The guidelines have been introduced following the World Health Organization (WHO) declaring the outbreak of the Zika virus an international health emergency.
Pregnant women who contract the Zika virus (ZIKV) have an increased risk of congenital and neurological complications to the foetus.
Microcephaly, a condition where the brain has not fully developed, has been reported in ZIKV infected areas.
The suspected number of cases of microcephaly in Brazil has reached 4000; however, microcephaly is only considered to have a ‘potential’ link with ZIKV.
The guidelines have been published for midwives, nurses and other maternal health care professionals, and will be updated as more information becomes available.
Interim clinical guidelines for ZIKV in pregnancy can be found on the RCOG website.
People at risk of infection are pregnant women who have travelled to the Americas in the last few months, at any stage of pregnancy, and have had other congenital infections such as CMV, Rubella and toxoplasmosis.

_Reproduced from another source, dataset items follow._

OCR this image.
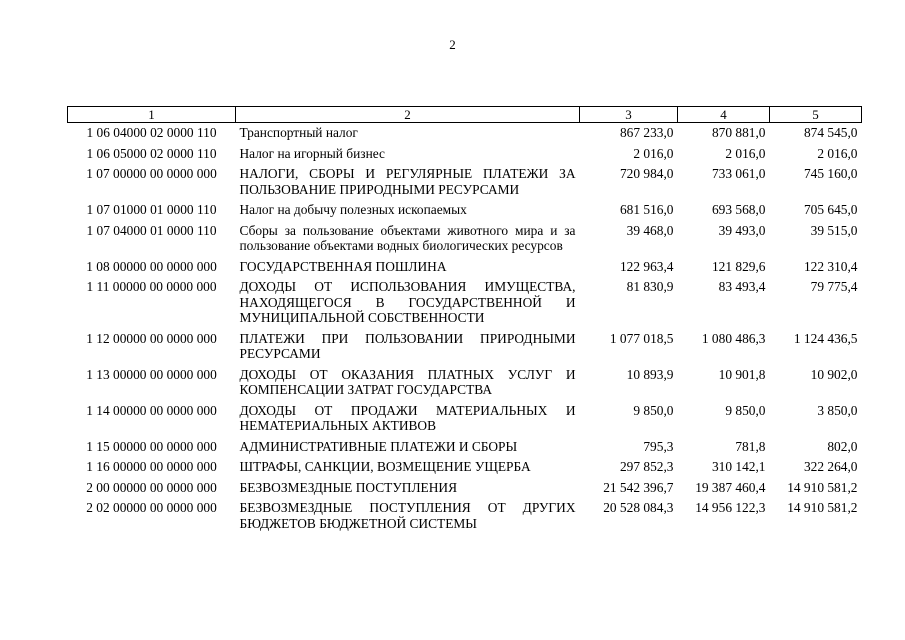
2
1	2	3	4	5
1 06 04000 02 0000 110	Транспортный налог	867 233,0	870 881,0	874 545,0
1 06 05000 02 0000 110	Налог на игорный бизнес	2 016,0	2 016,0	2 016,0
1 07 00000 00 0000 000	НАЛОГИ, СБОРЫ И РЕГУЛЯРНЫЕ ПЛАТЕЖИ ЗА ПОЛЬЗОВАНИЕ ПРИРОДНЫМИ РЕСУРСАМИ	720 984,0	733 061,0	745 160,0
1 07 01000 01 0000 110	Налог на добычу полезных ископаемых	681 516,0	693 568,0	705 645,0
1 07 04000 01 0000 110	Сборы за пользование объектами животного мира и за пользование объектами водных биологических ресурсов	39 468,0	39 493,0	39 515,0
1 08 00000 00 0000 000	ГОСУДАРСТВЕННАЯ ПОШЛИНА	122 963,4	121 829,6	122 310,4
1 11 00000 00 0000 000	ДОХОДЫ ОТ ИСПОЛЬЗОВАНИЯ ИМУЩЕСТВА, НАХОДЯЩЕГОСЯ В ГОСУДАРСТВЕННОЙ И МУНИЦИПАЛЬНОЙ СОБСТВЕННОСТИ	81 830,9	83 493,4	79 775,4
1 12 00000 00 0000 000	ПЛАТЕЖИ ПРИ ПОЛЬЗОВАНИИ ПРИРОДНЫМИ РЕСУРСАМИ	1 077 018,5	1 080 486,3	1 124 436,5
1 13 00000 00 0000 000	ДОХОДЫ ОТ ОКАЗАНИЯ ПЛАТНЫХ УСЛУГ И КОМПЕНСАЦИИ ЗАТРАТ ГОСУДАРСТВА	10 893,9	10 901,8	10 902,0
1 14 00000 00 0000 000	ДОХОДЫ ОТ ПРОДАЖИ МАТЕРИАЛЬНЫХ И НЕМАТЕРИАЛЬНЫХ АКТИВОВ	9 850,0	9 850,0	3 850,0
1 15 00000 00 0000 000	АДМИНИСТРАТИВНЫЕ ПЛАТЕЖИ И СБОРЫ	795,3	781,8	802,0
1 16 00000 00 0000 000	ШТРАФЫ, САНКЦИИ, ВОЗМЕЩЕНИЕ УЩЕРБА	297 852,3	310 142,1	322 264,0
2 00 00000 00 0000 000	БЕЗВОЗМЕЗДНЫЕ ПОСТУПЛЕНИЯ	21 542 396,7	19 387 460,4	14 910 581,2
2 02 00000 00 0000 000	БЕЗВОЗМЕЗДНЫЕ ПОСТУПЛЕНИЯ ОТ ДРУГИХ БЮДЖЕТОВ БЮДЖЕТНОЙ СИСТЕМЫ	20 528 084,3	14 956 122,3	14 910 581,2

In the U.S there has been a confirmed case of ZIKV being transmitted through sexual contact.
ZIKV is transmitted by a bite from an infected female Aedes mosquito. In the UK, ZIKV does not occur naturally because the climate is not suitable for Aedes mosquitoes to survive.
Midwives and other health care professionals are recommended to be aware of pregnant women who have returned from South and Central America.
Brazil recorded its first case of ZIKV in May 2015, with cases currently confirmed in 23 countries and territories in South/Central America and the Caribbean (as of 27 January 2016) since then.
In the interim clinical guidelines, RCOG says: “The majority of people infected with ZIKV have minimal symptoms; in those who do have symptoms, ZIKV tends to cause a mild febrile illness which is short lived and rarely causes any significant pathology in the infected individual.”
ZIKV was first discovered in a Rhesus monkey in 1947, before cases being confirmed in humans a few years later.